Dataset Description and Structure
Telegram facilitates both private conversations and public interactions through its channel feature, which supports one-to-many communication, enabling information dissemination similar to traditional broadcasting. The dataset is structured around these channels and captures not only message content but also extensive metadata related to users and channels. The data collection mechanism works through Telegram’s API via Telethon, a Python library. Seeded initially with English-language channels associated with cryptocurrency and right-wing extremism, it employs a snowball sampling technique based on the platform's forwarding feature, allowing it to expand to nearly 28,000 channels.
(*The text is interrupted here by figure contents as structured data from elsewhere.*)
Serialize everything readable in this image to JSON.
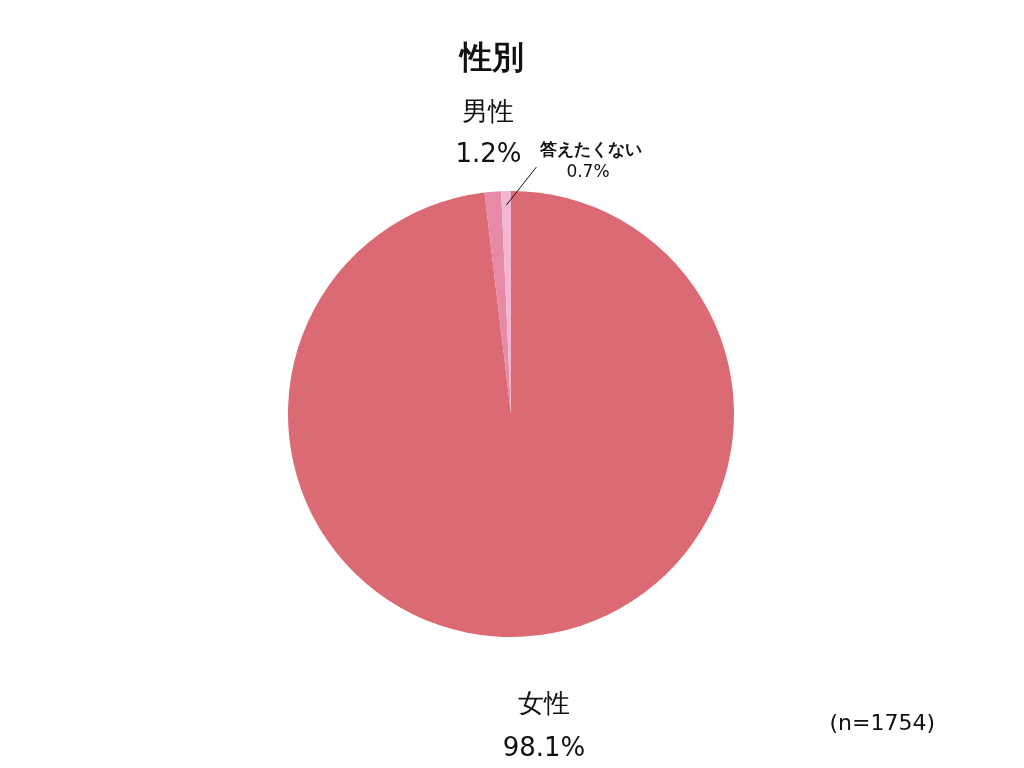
{
  "chart_data": {
    "type": "pie",
    "title": "性別",
    "categories": [
      "女性",
      "男性",
      "答えたくない"
    ],
    "values": [
      98.1,
      1.2,
      0.7
    ],
    "value_labels": [
      "98.1%",
      "1.2%",
      "0.7%"
    ],
    "colors": [
      "#dc6a74",
      "#e68aa8",
      "#f2b6d0"
    ],
    "annotations": [
      "(n=1754)"
    ]
  }
}
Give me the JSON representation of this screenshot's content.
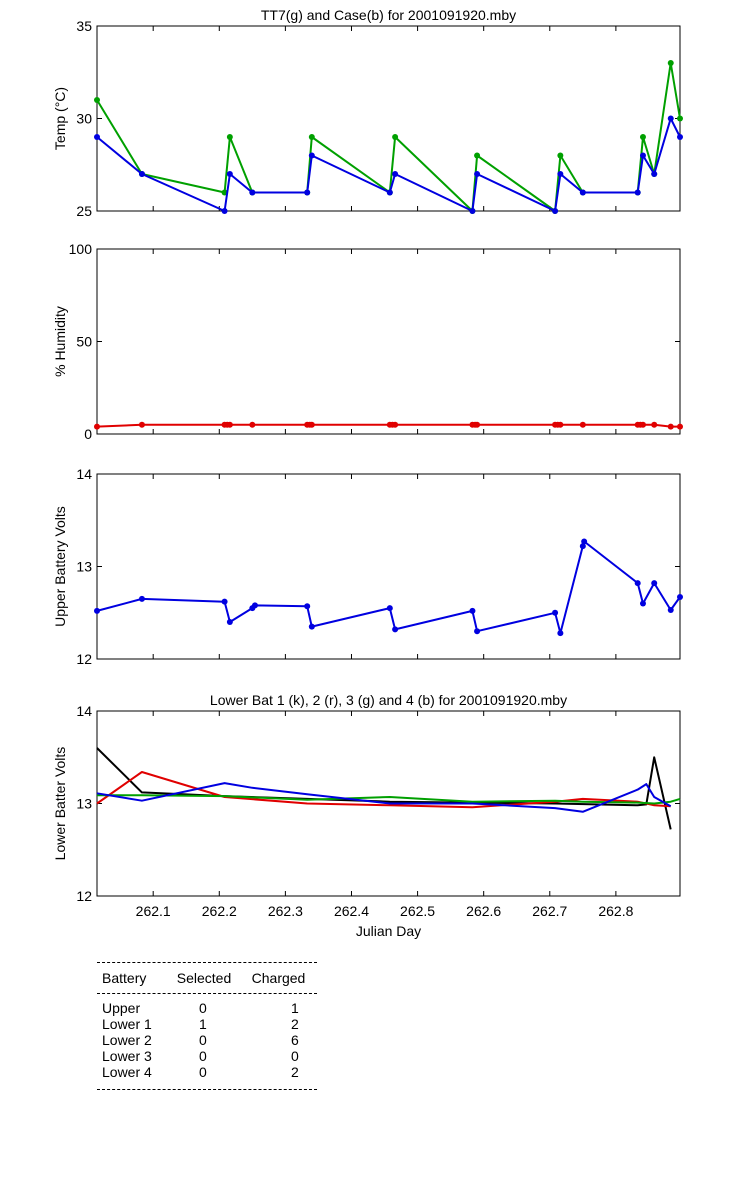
{
  "chart_data": [
    {
      "type": "line",
      "title": "TT7(g) and Case(b) for 2001091920.mby",
      "xlabel": "",
      "ylabel": "Temp  (°C)",
      "xlim": [
        262.015,
        262.897
      ],
      "ylim": [
        25,
        35
      ],
      "yticks": [
        "25",
        "30",
        "35"
      ],
      "markers": true,
      "series": [
        {
          "color": "#00a000",
          "x": [
            262.015,
            262.083,
            262.208,
            262.216,
            262.25,
            262.333,
            262.34,
            262.458,
            262.466,
            262.583,
            262.59,
            262.708,
            262.716,
            262.75,
            262.833,
            262.841,
            262.858,
            262.883,
            262.897
          ],
          "y": [
            31,
            27,
            26,
            29,
            26,
            26,
            29,
            26,
            29,
            25,
            28,
            25,
            28,
            26,
            26,
            29,
            27,
            33,
            30
          ]
        },
        {
          "color": "#0000e0",
          "x": [
            262.015,
            262.083,
            262.208,
            262.216,
            262.25,
            262.333,
            262.34,
            262.458,
            262.466,
            262.583,
            262.59,
            262.708,
            262.716,
            262.75,
            262.833,
            262.841,
            262.858,
            262.883,
            262.897
          ],
          "y": [
            29,
            27,
            25,
            27,
            26,
            26,
            28,
            26,
            27,
            25,
            27,
            25,
            27,
            26,
            26,
            28,
            27,
            30,
            29
          ]
        }
      ]
    },
    {
      "type": "line",
      "title": "",
      "xlabel": "",
      "ylabel": "% Humidity",
      "xlim": [
        262.015,
        262.897
      ],
      "ylim": [
        0,
        100
      ],
      "yticks": [
        "0",
        "50",
        "100"
      ],
      "markers": true,
      "series": [
        {
          "color": "#e00000",
          "x": [
            262.015,
            262.083,
            262.208,
            262.212,
            262.216,
            262.25,
            262.333,
            262.337,
            262.34,
            262.458,
            262.462,
            262.466,
            262.583,
            262.587,
            262.59,
            262.708,
            262.712,
            262.716,
            262.75,
            262.833,
            262.837,
            262.841,
            262.858,
            262.883,
            262.897
          ],
          "y": [
            4,
            5,
            5,
            5,
            5,
            5,
            5,
            5,
            5,
            5,
            5,
            5,
            5,
            5,
            5,
            5,
            5,
            5,
            5,
            5,
            5,
            5,
            5,
            4,
            4
          ]
        }
      ]
    },
    {
      "type": "line",
      "title": "",
      "xlabel": "",
      "ylabel": "Upper Battery Volts",
      "xlim": [
        262.015,
        262.897
      ],
      "ylim": [
        12,
        14
      ],
      "yticks": [
        "12",
        "13",
        "14"
      ],
      "markers": true,
      "series": [
        {
          "color": "#0000e0",
          "x": [
            262.015,
            262.083,
            262.208,
            262.216,
            262.25,
            262.254,
            262.333,
            262.34,
            262.458,
            262.466,
            262.583,
            262.59,
            262.708,
            262.716,
            262.75,
            262.752,
            262.833,
            262.841,
            262.858,
            262.883,
            262.897
          ],
          "y": [
            12.52,
            12.65,
            12.62,
            12.4,
            12.55,
            12.58,
            12.57,
            12.35,
            12.55,
            12.32,
            12.52,
            12.3,
            12.5,
            12.28,
            13.22,
            13.27,
            12.82,
            12.6,
            12.82,
            12.53,
            12.67
          ]
        }
      ]
    },
    {
      "type": "line",
      "title": "Lower Bat 1 (k), 2 (r), 3 (g) and 4 (b) for 2001091920.mby",
      "xlabel": "Julian Day",
      "ylabel": "Lower Batter Volts",
      "xlim": [
        262.015,
        262.897
      ],
      "ylim": [
        12,
        14
      ],
      "yticks": [
        "12",
        "13",
        "14"
      ],
      "xticks": [
        "262.1",
        "262.2",
        "262.3",
        "262.4",
        "262.5",
        "262.6",
        "262.7",
        "262.8"
      ],
      "markers": false,
      "series": [
        {
          "color": "#000000",
          "x": [
            262.015,
            262.083,
            262.208,
            262.333,
            262.458,
            262.583,
            262.708,
            262.833,
            262.846,
            262.858,
            262.883
          ],
          "y": [
            13.6,
            13.12,
            13.08,
            13.05,
            13.02,
            13.01,
            13.0,
            12.98,
            12.99,
            13.5,
            12.72
          ]
        },
        {
          "color": "#e00000",
          "x": [
            262.015,
            262.083,
            262.208,
            262.333,
            262.458,
            262.583,
            262.708,
            262.75,
            262.833,
            262.858,
            262.883
          ],
          "y": [
            13.0,
            13.34,
            13.07,
            13.0,
            12.98,
            12.96,
            13.02,
            13.05,
            13.02,
            12.98,
            12.97
          ]
        },
        {
          "color": "#00a000",
          "x": [
            262.015,
            262.083,
            262.208,
            262.333,
            262.458,
            262.583,
            262.708,
            262.75,
            262.833,
            262.858,
            262.883,
            262.897
          ],
          "y": [
            13.09,
            13.09,
            13.08,
            13.04,
            13.07,
            13.02,
            13.03,
            13.02,
            13.01,
            13.0,
            13.02,
            13.05
          ]
        },
        {
          "color": "#0000e0",
          "x": [
            262.015,
            262.083,
            262.208,
            262.25,
            262.333,
            262.458,
            262.583,
            262.708,
            262.75,
            262.833,
            262.846,
            262.858,
            262.883
          ],
          "y": [
            13.11,
            13.03,
            13.22,
            13.17,
            13.1,
            13.0,
            13.0,
            12.95,
            12.91,
            13.15,
            13.21,
            13.07,
            12.97
          ]
        }
      ]
    }
  ],
  "summary_table": {
    "headers": [
      "Battery",
      "Selected",
      "Charged"
    ],
    "rows": [
      [
        "Upper",
        "0",
        "1"
      ],
      [
        "Lower 1",
        "1",
        "2"
      ],
      [
        "Lower 2",
        "0",
        "6"
      ],
      [
        "Lower 3",
        "0",
        "0"
      ],
      [
        "Lower 4",
        "0",
        "2"
      ]
    ]
  }
}
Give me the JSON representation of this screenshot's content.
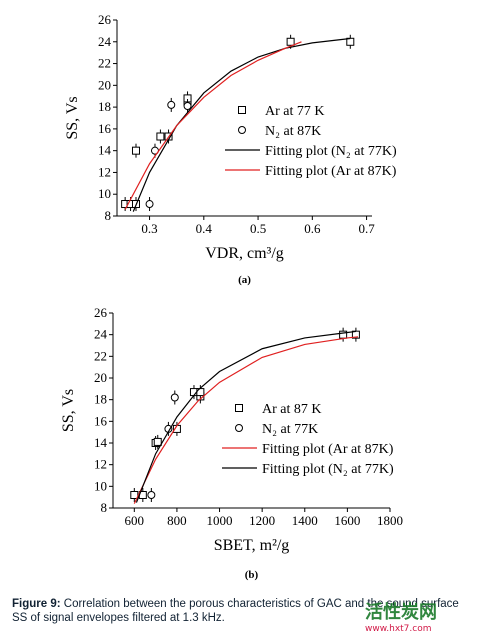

Individual messages, channel characteristics, and metadata about users form the main components of the dataset. Despite not collecting multimedia attachments initially, the paper outlines plans to include these in future datasets by securing adequate storage solutions. For improved interoperability and accessibility, the dataset adheres to the FAIR principles, facilitating research through easy access, standard formatting, and comprehensive documentation.
Key Findings from the Dataset
The analysis reveals significant insights into Telegram's user dynamics and functionalities:
- Channel Growth: Telegram channels saw substantial initial creation following their introduction in 2015, with further growth maintaining a steady trajectory. Channels display varying levels of activity and user participation.
- Message Characteristics: Analysis of more than 317 million messages indicates prevalent activity, especially amid key sociopolitical events like the Hong Kong protests. The dataset captures insights on message length, forwarding patterns, and media usage within messages.
- Media, Mentions, and Hashtags: The dataset discloses that over half of the messages contained media, predominantly photos and documents. Mentions and hashtags form another key area of focus, illustrating user engagement methods, though mentions are significantly more common than hashtags.
Implications and Future Work
The Pushshift Telegram Dataset is poised to substantially enhance the paper of communication patterns within digital ecosystems, especially concerning political mobilization and the spread of extremist ideologies. The dataset’s richness provides opportunities to analyze how information propagates and is utilized in varied sociopolitical contexts, including during periods of civil unrest. Researchers could investigate these dynamics to develop interventions for monitoring and managing misinformation or to understand digital mobilization's impact.
Moreover, the comprehensive dataset invites further exploration into Telegram’s unique gateway role between direct messaging and open social media interactions. Future research could also leverage the publicly available data collection source code to generate updated datasets continuously or focus on emerging temporal patterns in response to global events.
Through its careful construction and adherence to principles allowing widespread use, the Pushshift Telegram Dataset stands as an essential resource for academic inquiry into modern digital communication structures, significantly contributed by the authors. The findings anticipate a trajectory of growing analytical work aimed at understanding and possibly regulating virtual social spaces integral to contemporary digital communication and social movement strategy.